The podcast features isolated stories that conclude within 30 minutes, but often have no satisfying resolution and leave more questions than answers. The as-of-yet unnamed narrator records herself talking, through a cassette, a voice recorder, or a similar medium, in the vein of an audio diary. She recounts the events as they happen, driving her truck across America; she muses about the nature of things; she often addresses Alice as though she were speaking to her, venting her anger and her thoughts. Jasika Nicole’s voice acting helps bring the unnamed narrator’s character to life, full of emotion and very real human reaction. The atmosphere created by her sparse, yet poetic, descriptions is supplemented by Disparition’s original music compositions.
The first episode, titled “Omelette,” tells the story of the unnamed narrator’s encounter with a man in a restaurant; or, as the episode description puts it, “A conversation in a diner gets ugly.” Ugly, not because of anger or aggression, but because of the calm and premeditated actions that accompany the words spoken that day. There is little I may say that will not spoil the show, but I will say that it is a holistic work: Nicole’s voice acting, the order in which the narrator’s audio diary snippets are presented, the sonorous and eerie music, the excellent and abrupt usage of loud, profound silence, all build up into a crescendo of sinister, unsettling storytelling that seems to linger in the silence that comes after the episode is done.

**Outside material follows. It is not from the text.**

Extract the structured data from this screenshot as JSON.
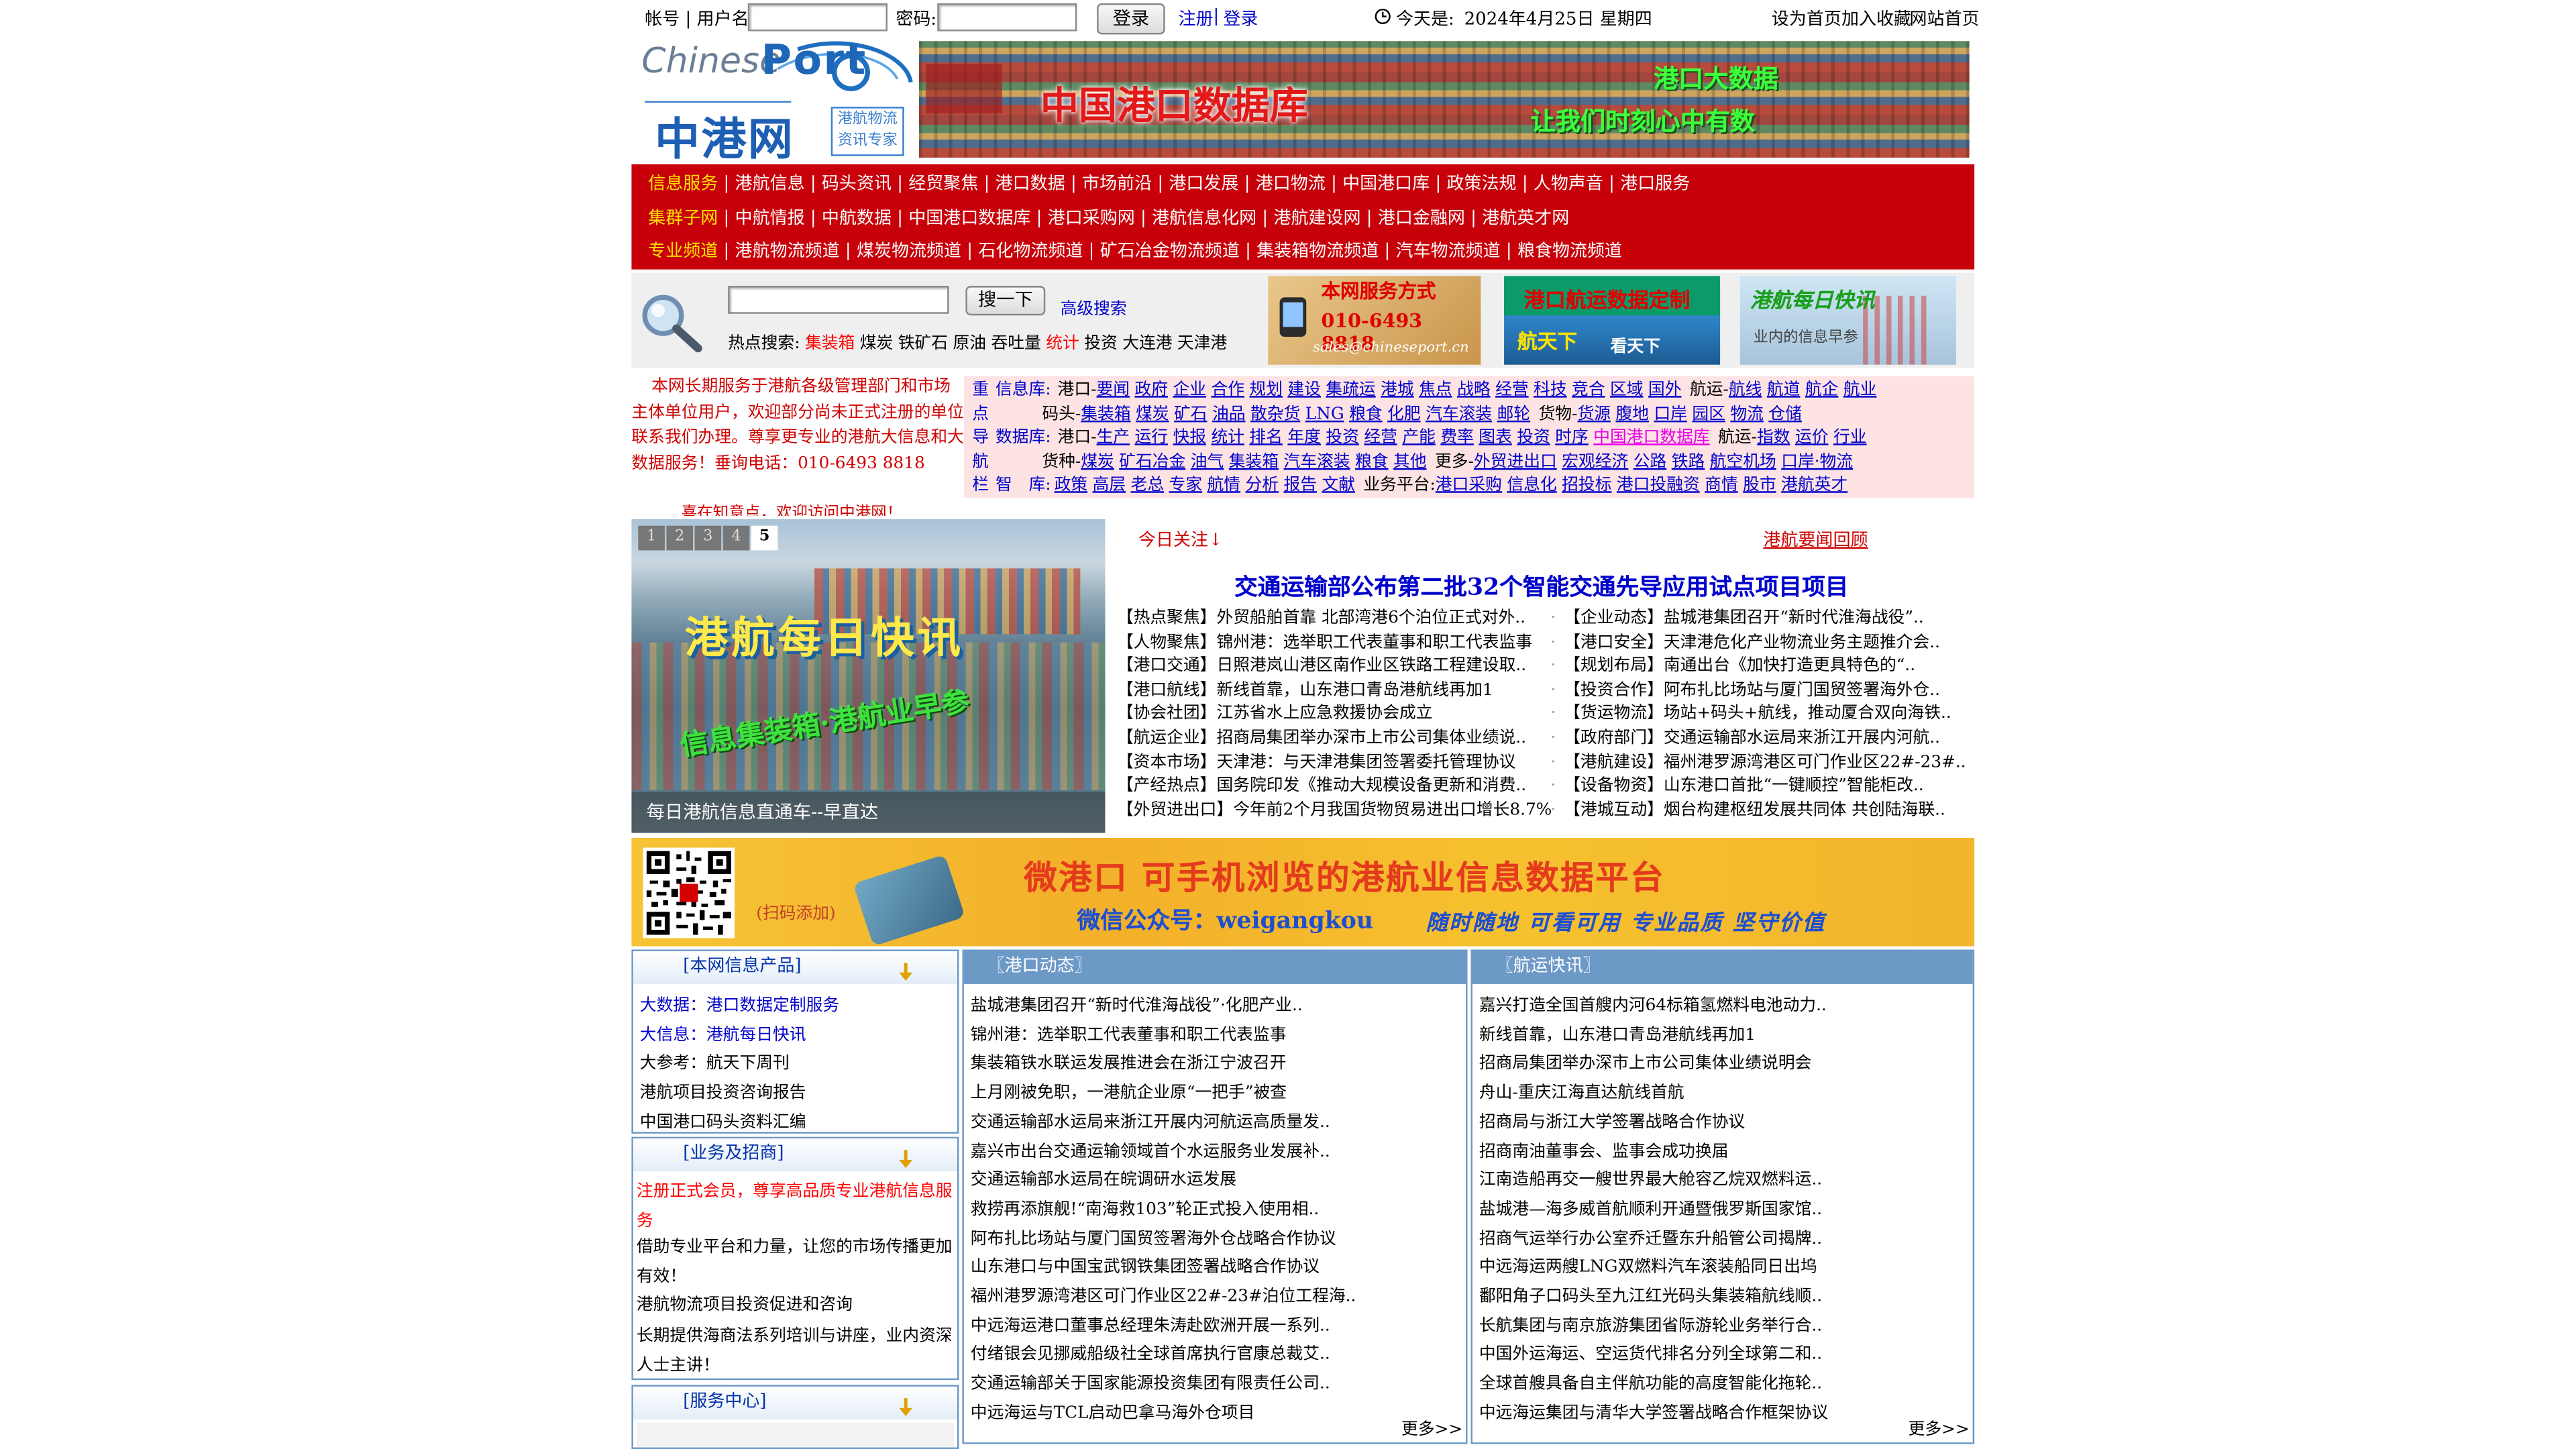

I do have a few complaints about this show, mainly that I feel too much time is devoted to advertising, the creator — Joseph Fink — speaking on matters not entirely related to the story, and a few minutes empty of anything but music.
There are an abundance of things I appreciate, though — the main one being that it features a lesbian woman whose lover isn’t killed off or dead (as proclaimed in the title of this podcast). Almost every single story featuring two queer individuals in a relationship ends up with one or both of them dead, so it is promising that it is not the case here. It seems that Fink is also conscientious of his audience, too, because he issues a quick warning at the beginning of the third episode for an intense description of physical assault so his audience may brace themselves for what is coming.
The podcast updates every other Tuesday and will continue doing so until July 12.